Cette interview du docteur en sciences Jean-Claude Leunis, fera réfléchir les médecins et ouvrira de nouvelles possibilités diagnostiques.

« Elle leur permettra également de ne pas prescrire des oligométaux sans savoir si le patient en manque. Seule la pratique donnera de l’expérience dans les interprétations des résultats et permettra de compléter leurs analyses. » (Dr. Sc. J-C Leunis). Depuis 1983 votre laboratoire est connu pour le dosage des métaux dans le sang complet. Pourriez-vous nous expliquer ce qui vous a conduit à effectuer ce type de dosages ?
Q. En fait il s'agit d'un intérêt scientifique qui date, si j'ai bonne mémoire, de 1972, il y a donc plus de quarante ans.
A cette époque, je travaillais dans un domaine passionnant qui est celui de la catalyse enzymatique et vous savez certainement que pour étudier l'activité d'une enzyme il faut d'abord l'isoler et passer par diverses étapes de purification avant de pouvoir en mesurer les constantes cinétiques (Km). La purification d'une protéine douée de pouvoir de catalyse entraîne souvent une désactivation. Pour comprendre cette perte d'activité il fallait chercher le pourquoi. On sait que toutes les enzymes sont des protéines et que leur structure est donc instable.

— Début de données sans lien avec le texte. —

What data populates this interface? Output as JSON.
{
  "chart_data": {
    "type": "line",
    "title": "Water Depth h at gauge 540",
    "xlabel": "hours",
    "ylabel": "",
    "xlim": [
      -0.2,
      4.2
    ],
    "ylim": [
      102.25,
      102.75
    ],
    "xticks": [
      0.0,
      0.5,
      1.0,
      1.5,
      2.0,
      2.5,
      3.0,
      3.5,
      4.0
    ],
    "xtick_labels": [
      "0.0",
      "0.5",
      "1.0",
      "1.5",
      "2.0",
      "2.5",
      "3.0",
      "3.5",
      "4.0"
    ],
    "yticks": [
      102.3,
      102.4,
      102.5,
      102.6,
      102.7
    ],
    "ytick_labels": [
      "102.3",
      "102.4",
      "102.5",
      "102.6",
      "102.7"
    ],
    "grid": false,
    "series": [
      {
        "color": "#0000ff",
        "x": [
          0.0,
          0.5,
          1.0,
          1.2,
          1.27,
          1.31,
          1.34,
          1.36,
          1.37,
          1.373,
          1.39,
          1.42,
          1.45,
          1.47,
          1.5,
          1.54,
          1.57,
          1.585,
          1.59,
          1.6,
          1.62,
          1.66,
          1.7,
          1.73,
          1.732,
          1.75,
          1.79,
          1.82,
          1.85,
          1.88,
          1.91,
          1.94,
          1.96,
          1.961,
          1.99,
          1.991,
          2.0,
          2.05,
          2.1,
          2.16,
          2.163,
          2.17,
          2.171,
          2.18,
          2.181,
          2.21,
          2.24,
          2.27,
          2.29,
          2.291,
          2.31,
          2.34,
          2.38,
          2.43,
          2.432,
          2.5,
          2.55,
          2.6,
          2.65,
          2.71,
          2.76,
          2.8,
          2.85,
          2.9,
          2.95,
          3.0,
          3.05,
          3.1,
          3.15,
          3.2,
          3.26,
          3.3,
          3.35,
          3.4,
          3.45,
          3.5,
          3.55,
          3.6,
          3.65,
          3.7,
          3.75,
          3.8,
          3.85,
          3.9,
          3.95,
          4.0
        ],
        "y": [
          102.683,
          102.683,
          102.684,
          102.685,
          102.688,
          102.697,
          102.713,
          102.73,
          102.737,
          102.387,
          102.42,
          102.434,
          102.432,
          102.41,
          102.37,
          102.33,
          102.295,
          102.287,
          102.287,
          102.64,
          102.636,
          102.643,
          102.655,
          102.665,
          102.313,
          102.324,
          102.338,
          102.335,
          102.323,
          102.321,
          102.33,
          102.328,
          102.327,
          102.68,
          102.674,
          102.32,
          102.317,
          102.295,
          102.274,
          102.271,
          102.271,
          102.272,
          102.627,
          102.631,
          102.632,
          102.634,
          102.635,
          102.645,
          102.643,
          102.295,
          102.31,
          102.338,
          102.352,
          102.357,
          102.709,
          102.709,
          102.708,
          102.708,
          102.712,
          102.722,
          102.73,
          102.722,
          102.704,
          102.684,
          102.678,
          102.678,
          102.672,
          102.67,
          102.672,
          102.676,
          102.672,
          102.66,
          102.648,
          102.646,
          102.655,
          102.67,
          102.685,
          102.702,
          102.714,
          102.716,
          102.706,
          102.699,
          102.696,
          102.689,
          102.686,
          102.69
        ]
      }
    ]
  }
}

R. Bien sûr mais nous respections les conditions biochimiques d’isolement et malgré cela nous obtenions pour certaines enzymes des rendements très faibles en terme d’activité.
Q. Pensez-vous que vos méthodes de purification entraînaient une destruction de la structure ou une perte de cofacteurs d'activité ?
R. Très bonne question, vous avez raison, nous perdions quelque chose qui ne faisait pas partie de la structure protéique. Nous avions perdu un cofacteur indispensable à l’expression de l’activité. Mais comment retrouver ce qui fut, si j’ai bien suivi, perdu en cours de purification?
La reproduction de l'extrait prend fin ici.